Active Living

Research themes

¸£Àû×ÅÆ¬ out about the areas of research we investigate.

Health Inequalities in Active Living

Communication impacts upon every clinical encounter and is considered the most important aspect of practice that health professionals have to master. 

This research programme includes projects within three key strands: 

  • communication and decision-making
  • improving patient experience
  • improving health and promoting independence using technologies for people with back pain

Musculoskeletal health technologies

The way we move can affect how healthy our joints are and how well we function. Our research aims to enable good quality movement to make exercise safer by improving function and protecting joints from injury or disease, for lifelong active living.

Optimisation of Foot and Ankle Musculoskeletal Health for Active Living

Activity for health is essential at all ages, yet foot and ankle problems can significantly limit mobility and quality of life. Our vision is to enhance musculoskeletal foot health to enable lifelong active living through innovative, inclusive research. 

We are committed to transforming the understanding, prevention, and management of foot and ankle conditions, particularly musculoskeletal disorders, through innovative, patient-centred research. 

Our work focuses on reducing health inequalities, supporting underserved populations, and improving clinical outcomes by advancing evidence-based care, digital innovation, and stakeholder engagement. By translating research into practice and shaping national and international health policy, we strive to ensure that everyone can stay active and healthy throughout life. 

Our multidisciplinary team leads pioneering work in: 

  • osteoarthritis and musculoskeletal health 
  • women’s foot health and service innovation 
  • genomic risk prediction for diabetic foot complications 
  • digital solutions for foot orthoses provision 
  • evaluation of musculoskeletal foot pain services 
  • integration of diagnostic ultrasound in clinical care 

People Powered Prosthetics

The is committed to using research to improve the lives, limbs and rehabilitation of anyone effected by limb loss. 

We carry out multidisciplinary working with internal and external University contributors across Allied Healthcare, Prosthetic and Orthotic, engineering, healthcare psychology, computer science, enterprise, service and social statistics and demography.  

Most importantly, all of our work and research is user-led working in partnership with service users to ensure all activity is valuable and meaningful addressing what really matters. 

We also take a research-led teaching approach running our flagship multidisciplinary programme, MSc in Amputation and Prosthetic Rehabilitation.

PHLEX: Physiology of Health, Lifestyle and Exercise

PHLEX/ExMED is a pioneering research group that addresses urgent national and global health challenges through exercise-focused research and innovation.  

Research pillars

  • exercise and physical activity in the diagnosis, prevention and treatment of long-term conditions
  • exercise and physical activity in the diagnosis, prevention and treatment of long-term conditions
  • clinical exercise testing and mechanisms of exercise limitation
  • long-term athlete health and injury/illness prevention in sport

Our primary mission is to advance Clinical Exercise Physiology and Rehabilitation as a cornerstone of multidisciplinary healthcare, delivering translational science that improves lives, informs public health policy, and strengthens health systems.  

We are shaping the future of healthcare, where exercise is not supplementary, but a foundational component of prevention, treatment, and rehabilitation.  

Physical Activity and Cardiometabolic Health (PAC-Health)

Regular physical activity helps prevent, treat, and manage non-communicable diseases, such as heart disease, stroke and many cancers.
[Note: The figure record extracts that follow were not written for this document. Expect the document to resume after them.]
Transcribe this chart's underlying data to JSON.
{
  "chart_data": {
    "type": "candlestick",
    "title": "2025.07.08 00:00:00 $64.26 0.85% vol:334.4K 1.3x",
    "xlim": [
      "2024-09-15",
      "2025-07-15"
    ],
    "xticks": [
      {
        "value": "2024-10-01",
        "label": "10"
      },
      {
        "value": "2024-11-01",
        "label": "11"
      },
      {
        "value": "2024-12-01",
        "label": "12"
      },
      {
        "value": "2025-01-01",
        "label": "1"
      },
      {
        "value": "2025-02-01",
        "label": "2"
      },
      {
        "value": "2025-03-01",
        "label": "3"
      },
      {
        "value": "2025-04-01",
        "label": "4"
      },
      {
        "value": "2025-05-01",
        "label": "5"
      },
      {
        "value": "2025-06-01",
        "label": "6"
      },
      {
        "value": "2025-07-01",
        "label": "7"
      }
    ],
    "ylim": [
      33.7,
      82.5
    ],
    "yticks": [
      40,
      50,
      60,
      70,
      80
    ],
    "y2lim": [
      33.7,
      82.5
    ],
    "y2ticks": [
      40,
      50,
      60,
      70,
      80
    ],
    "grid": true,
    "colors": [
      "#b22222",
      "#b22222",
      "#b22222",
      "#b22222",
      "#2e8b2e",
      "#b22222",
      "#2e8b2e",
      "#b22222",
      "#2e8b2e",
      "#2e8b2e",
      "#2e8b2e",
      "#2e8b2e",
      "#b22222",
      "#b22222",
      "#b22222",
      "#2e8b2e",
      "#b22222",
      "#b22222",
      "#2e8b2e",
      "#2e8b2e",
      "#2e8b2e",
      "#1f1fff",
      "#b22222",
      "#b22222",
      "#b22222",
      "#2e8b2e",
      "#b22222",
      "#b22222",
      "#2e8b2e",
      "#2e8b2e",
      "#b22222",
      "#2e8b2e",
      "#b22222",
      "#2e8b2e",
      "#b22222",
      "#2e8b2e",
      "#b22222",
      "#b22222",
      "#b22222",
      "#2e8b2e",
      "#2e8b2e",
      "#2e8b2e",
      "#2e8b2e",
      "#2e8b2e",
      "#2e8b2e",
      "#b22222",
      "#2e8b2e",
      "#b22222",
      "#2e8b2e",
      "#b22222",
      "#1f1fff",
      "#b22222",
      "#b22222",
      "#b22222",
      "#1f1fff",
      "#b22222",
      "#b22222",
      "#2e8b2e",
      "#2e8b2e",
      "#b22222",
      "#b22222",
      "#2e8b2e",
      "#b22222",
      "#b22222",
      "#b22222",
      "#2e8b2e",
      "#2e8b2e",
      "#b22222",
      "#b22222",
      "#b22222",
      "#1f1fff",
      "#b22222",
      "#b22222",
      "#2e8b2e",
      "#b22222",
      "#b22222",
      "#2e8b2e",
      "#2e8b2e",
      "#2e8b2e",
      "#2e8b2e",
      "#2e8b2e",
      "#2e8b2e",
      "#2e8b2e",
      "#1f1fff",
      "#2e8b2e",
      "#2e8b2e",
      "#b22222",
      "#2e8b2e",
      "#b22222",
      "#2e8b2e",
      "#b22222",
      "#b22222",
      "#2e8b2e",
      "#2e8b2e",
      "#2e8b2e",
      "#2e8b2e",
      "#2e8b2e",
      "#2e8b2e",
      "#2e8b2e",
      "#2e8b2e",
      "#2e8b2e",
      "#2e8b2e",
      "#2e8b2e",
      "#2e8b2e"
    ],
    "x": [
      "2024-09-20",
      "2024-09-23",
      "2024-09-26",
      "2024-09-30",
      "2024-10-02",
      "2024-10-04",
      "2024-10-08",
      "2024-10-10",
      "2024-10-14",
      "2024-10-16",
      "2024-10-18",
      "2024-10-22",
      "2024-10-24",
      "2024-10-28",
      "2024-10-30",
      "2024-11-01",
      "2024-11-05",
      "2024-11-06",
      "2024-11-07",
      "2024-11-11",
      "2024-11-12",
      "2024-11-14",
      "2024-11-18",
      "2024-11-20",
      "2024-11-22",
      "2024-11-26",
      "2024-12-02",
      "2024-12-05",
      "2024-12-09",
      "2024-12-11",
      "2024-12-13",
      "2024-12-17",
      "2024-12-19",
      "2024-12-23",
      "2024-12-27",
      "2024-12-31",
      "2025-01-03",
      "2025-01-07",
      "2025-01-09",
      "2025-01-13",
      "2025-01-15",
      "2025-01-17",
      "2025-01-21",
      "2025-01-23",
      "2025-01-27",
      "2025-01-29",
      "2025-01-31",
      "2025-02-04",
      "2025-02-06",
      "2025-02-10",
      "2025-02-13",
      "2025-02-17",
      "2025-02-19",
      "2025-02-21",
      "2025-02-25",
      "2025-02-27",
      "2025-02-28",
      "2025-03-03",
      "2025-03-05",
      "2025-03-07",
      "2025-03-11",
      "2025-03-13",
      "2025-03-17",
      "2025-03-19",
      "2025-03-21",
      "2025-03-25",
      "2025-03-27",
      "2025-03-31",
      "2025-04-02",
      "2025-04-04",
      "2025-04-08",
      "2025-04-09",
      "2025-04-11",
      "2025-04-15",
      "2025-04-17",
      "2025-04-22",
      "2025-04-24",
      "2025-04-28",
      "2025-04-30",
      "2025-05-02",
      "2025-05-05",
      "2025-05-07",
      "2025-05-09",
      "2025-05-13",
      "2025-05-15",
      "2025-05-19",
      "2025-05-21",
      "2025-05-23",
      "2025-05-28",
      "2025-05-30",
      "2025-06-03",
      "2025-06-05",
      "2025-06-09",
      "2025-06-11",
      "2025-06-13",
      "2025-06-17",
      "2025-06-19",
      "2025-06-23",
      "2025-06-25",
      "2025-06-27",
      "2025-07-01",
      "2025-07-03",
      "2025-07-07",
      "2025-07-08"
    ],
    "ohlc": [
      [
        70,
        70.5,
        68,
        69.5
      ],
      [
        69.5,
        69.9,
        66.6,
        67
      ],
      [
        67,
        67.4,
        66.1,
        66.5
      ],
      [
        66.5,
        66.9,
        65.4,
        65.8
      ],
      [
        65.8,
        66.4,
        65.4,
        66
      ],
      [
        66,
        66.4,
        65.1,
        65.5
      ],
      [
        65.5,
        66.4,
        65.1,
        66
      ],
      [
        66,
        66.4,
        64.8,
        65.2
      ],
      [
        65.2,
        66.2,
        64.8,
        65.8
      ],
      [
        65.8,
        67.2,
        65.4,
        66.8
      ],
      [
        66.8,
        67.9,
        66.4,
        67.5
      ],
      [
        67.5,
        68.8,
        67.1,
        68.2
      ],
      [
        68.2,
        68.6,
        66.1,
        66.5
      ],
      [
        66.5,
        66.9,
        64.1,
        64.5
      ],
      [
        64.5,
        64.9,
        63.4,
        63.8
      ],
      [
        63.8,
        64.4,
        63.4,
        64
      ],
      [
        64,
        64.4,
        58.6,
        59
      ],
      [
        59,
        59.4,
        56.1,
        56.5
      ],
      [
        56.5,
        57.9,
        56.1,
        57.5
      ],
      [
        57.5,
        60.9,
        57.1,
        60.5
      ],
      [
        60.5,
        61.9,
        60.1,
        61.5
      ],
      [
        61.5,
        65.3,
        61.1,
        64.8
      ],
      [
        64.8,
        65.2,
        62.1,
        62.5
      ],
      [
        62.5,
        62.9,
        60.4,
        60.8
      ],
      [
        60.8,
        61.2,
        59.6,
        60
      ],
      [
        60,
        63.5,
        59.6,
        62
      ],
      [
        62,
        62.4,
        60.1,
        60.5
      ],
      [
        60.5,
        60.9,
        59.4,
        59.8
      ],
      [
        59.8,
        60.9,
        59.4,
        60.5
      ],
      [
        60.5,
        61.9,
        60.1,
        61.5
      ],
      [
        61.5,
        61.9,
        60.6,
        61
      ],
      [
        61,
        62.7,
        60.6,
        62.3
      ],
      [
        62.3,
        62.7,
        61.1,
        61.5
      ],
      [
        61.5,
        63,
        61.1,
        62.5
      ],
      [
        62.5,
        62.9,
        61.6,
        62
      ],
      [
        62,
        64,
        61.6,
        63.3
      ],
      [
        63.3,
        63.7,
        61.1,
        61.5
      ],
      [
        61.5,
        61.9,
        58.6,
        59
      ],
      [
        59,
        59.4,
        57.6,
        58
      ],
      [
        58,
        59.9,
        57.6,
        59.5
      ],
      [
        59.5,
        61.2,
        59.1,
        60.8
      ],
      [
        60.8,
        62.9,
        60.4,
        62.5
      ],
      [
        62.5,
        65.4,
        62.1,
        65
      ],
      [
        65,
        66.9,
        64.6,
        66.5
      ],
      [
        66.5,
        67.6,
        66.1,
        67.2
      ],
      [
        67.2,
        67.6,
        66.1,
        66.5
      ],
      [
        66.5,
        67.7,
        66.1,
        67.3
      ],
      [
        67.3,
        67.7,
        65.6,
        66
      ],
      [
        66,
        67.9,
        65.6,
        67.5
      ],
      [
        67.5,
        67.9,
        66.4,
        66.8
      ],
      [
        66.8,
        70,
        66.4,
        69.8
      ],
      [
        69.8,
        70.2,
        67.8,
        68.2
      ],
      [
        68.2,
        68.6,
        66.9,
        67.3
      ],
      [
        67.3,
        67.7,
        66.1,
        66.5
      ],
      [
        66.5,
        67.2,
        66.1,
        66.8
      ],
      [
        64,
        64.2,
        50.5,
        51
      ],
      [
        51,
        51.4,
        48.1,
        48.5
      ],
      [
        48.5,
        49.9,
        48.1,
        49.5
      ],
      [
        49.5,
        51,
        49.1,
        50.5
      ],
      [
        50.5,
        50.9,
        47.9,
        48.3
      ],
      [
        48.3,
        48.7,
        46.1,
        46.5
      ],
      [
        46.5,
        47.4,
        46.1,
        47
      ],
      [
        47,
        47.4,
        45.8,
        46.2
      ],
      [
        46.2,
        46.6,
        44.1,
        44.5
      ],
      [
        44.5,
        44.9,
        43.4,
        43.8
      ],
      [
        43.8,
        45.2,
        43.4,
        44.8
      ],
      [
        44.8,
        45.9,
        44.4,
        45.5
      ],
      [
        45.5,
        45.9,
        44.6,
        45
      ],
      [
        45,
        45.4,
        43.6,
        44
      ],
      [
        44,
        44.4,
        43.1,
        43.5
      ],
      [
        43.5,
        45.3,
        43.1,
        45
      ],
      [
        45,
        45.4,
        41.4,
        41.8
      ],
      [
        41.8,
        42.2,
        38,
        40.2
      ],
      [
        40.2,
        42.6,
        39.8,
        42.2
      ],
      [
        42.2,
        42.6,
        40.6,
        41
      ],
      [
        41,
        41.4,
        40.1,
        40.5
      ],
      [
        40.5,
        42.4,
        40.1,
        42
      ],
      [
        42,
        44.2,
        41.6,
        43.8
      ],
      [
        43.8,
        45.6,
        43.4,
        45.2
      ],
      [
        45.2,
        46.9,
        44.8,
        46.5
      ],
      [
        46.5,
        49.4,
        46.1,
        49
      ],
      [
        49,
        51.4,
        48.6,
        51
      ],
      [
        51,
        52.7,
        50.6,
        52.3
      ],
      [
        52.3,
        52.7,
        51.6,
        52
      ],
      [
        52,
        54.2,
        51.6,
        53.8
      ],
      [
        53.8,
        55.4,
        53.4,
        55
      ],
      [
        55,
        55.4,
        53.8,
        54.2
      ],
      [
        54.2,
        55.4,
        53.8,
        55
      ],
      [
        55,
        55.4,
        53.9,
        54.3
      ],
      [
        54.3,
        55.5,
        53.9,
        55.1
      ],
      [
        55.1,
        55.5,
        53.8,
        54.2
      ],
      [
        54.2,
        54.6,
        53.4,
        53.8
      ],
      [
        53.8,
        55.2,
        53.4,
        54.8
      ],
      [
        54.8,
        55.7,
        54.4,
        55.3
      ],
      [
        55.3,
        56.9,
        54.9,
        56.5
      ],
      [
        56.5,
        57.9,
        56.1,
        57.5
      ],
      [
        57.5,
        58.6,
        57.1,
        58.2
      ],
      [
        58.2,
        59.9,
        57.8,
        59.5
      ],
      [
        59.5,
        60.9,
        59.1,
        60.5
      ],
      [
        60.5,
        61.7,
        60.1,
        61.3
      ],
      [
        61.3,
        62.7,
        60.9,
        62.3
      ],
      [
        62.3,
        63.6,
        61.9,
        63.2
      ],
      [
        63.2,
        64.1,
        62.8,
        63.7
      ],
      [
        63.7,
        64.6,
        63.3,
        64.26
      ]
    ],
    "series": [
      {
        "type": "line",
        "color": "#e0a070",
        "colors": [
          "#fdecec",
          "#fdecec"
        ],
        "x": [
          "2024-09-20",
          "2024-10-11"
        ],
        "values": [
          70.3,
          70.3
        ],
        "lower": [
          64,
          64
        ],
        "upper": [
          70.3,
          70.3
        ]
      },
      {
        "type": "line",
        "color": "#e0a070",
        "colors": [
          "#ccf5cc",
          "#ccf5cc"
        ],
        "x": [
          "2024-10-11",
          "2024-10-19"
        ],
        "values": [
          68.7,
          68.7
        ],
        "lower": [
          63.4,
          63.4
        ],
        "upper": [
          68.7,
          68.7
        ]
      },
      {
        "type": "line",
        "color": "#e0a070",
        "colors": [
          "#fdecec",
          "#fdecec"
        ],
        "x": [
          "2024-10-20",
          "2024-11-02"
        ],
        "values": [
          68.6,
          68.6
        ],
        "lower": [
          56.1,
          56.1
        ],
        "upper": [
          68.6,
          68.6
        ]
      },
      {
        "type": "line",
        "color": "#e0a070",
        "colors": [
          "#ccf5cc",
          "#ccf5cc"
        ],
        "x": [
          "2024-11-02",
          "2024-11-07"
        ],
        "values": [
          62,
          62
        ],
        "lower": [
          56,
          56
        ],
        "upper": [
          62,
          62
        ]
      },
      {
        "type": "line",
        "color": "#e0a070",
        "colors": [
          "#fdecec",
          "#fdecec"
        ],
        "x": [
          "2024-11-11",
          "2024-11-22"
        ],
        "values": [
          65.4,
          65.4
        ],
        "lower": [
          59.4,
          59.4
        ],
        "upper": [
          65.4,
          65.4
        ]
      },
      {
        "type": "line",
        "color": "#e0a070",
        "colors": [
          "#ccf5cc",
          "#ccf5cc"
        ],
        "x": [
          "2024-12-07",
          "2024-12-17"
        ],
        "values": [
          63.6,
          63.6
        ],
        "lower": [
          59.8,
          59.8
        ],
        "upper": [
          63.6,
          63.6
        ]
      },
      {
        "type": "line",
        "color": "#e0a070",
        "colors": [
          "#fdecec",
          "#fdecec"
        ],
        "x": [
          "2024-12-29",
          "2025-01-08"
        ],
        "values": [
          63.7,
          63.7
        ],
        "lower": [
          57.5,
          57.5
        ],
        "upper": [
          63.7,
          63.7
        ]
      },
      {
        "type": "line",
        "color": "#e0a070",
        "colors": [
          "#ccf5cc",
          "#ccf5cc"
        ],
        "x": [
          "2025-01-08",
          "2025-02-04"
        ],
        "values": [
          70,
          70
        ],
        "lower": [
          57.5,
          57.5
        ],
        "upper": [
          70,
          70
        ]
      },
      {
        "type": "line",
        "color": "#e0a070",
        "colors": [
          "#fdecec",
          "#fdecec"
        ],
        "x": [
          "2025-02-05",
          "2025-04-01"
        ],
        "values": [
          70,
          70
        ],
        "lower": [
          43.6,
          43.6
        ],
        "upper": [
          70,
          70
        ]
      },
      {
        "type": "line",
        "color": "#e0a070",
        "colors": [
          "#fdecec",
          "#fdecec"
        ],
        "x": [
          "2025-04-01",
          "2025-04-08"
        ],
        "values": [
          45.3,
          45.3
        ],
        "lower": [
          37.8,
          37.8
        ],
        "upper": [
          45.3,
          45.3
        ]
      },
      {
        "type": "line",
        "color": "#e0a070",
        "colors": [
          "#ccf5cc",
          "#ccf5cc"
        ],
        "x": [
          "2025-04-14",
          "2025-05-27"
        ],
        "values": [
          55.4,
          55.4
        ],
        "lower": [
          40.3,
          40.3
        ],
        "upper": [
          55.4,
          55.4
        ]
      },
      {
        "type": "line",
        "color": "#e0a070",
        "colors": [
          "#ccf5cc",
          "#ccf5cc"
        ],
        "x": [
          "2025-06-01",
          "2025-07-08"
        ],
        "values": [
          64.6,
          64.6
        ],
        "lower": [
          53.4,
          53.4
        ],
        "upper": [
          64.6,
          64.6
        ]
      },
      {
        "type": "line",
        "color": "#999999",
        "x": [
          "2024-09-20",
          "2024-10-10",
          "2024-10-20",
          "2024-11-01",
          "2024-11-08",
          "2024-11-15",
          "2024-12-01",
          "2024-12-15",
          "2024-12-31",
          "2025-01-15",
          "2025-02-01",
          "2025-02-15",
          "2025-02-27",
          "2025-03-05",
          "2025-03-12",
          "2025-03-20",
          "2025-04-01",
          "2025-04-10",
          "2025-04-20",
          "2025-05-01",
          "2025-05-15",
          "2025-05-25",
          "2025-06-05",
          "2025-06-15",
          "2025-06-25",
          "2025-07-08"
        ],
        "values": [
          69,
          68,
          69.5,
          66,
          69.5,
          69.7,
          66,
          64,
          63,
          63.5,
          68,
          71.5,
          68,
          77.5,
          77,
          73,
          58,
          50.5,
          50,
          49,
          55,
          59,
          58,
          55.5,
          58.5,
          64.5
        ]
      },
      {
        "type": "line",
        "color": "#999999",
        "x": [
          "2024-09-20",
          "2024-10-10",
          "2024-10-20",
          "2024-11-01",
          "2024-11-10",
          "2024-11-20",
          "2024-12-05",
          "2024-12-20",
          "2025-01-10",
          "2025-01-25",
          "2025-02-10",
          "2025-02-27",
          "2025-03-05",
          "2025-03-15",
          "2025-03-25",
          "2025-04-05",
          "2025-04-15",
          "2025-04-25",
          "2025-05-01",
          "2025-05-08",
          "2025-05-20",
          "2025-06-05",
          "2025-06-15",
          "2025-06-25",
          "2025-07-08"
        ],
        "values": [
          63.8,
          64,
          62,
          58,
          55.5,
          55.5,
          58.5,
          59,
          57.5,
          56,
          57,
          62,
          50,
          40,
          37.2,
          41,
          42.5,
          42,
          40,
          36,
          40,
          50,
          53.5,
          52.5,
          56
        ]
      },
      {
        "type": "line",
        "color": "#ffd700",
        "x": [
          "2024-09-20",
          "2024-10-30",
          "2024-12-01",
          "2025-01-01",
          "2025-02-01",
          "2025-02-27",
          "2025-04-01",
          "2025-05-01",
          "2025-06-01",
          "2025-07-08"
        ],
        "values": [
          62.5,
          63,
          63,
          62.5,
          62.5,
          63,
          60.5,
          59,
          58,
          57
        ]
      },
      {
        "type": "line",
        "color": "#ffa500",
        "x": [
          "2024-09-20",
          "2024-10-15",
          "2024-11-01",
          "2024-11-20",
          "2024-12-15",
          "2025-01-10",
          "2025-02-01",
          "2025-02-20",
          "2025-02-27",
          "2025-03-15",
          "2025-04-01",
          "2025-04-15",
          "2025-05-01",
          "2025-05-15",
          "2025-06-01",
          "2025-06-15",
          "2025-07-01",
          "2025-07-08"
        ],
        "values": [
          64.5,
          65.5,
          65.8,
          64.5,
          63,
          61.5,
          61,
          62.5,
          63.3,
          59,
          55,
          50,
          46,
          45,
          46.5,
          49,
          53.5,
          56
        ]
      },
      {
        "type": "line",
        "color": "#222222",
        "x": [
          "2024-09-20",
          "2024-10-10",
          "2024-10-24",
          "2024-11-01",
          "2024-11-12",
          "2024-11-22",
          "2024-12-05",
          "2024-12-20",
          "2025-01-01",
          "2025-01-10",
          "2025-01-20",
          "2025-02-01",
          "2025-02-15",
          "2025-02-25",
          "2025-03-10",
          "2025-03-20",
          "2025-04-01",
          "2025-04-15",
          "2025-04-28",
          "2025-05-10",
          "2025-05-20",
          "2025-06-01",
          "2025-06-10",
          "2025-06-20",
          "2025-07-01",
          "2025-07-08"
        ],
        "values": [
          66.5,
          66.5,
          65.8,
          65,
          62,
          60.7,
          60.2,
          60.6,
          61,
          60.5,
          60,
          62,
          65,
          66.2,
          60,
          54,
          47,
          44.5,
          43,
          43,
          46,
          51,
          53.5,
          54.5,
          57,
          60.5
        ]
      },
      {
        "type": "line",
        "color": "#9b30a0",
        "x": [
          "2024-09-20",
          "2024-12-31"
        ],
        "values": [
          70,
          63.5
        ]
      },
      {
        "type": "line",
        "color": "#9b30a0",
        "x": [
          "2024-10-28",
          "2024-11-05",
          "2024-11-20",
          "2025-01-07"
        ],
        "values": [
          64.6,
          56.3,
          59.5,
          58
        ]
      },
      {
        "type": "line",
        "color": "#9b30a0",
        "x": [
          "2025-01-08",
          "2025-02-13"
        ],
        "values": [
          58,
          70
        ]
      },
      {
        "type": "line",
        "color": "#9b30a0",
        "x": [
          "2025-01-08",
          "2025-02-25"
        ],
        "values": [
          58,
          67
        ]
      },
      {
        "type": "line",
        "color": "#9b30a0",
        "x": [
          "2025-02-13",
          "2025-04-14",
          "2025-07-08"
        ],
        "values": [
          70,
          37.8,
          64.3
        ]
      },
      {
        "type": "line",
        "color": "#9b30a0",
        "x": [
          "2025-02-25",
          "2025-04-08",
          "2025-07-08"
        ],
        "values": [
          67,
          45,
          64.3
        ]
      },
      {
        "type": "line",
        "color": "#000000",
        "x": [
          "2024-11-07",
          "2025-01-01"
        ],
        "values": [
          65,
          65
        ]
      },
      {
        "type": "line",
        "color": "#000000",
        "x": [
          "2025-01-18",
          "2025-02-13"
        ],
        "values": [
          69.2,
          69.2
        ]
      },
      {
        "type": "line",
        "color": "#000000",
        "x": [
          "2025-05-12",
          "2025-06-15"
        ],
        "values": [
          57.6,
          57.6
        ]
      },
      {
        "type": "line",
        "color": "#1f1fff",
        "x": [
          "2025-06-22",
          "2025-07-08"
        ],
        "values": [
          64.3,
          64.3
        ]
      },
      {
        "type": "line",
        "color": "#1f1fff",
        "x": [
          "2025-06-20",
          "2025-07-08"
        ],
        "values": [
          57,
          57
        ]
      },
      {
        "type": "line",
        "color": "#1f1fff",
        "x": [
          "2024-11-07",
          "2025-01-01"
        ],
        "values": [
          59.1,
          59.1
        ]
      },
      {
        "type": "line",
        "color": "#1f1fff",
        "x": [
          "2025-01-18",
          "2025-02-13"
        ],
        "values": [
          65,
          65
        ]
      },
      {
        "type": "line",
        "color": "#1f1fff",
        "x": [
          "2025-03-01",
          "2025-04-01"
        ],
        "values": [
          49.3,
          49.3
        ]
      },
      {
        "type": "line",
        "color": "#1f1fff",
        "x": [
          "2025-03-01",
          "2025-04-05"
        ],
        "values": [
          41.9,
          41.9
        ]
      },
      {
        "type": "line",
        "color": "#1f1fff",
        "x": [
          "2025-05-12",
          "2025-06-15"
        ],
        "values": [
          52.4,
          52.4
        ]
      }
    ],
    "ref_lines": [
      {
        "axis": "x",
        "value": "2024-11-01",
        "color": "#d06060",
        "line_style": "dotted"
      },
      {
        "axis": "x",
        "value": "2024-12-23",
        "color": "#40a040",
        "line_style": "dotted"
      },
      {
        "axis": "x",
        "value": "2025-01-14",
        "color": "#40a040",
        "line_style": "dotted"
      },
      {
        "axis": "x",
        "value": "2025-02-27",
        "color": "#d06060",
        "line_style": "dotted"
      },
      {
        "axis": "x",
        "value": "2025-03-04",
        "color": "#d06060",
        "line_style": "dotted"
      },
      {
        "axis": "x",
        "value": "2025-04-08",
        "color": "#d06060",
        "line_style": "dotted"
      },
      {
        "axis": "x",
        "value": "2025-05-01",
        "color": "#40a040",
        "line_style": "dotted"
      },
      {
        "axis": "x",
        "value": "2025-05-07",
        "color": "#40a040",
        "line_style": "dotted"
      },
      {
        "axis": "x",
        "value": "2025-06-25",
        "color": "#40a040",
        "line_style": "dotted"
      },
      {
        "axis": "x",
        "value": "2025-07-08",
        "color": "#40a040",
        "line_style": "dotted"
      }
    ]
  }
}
We design, implement, and evaluate physical activity and lifestyle interventions, across the lifespan, that aim to:

  • improve health literacy
  • effectively prevent health ‘events’ (eg stroke, heart attack) using co-designed, cost-effective, primary and secondary prevention approaches
  • manage long-term conditions for better health and quality of life

We work in both high-income countries (HICs) and low-middle-income countries (LMICs), tackling the UN Sustainable Development Goals of Good Health and Wellbeing (SDG 3) and Reducing Inequalities (SDG 10). 

In this theme, our high-quality research is linked with our educational portfolio for pre-registration, undergraduate, and postgraduate students in many nursing, midwifery, and allied health professions’ programmes. It also includes our new MSc and CPD modules in Clinical Exercise Physiology (in development). The CEP modules are set to start in September, 2025.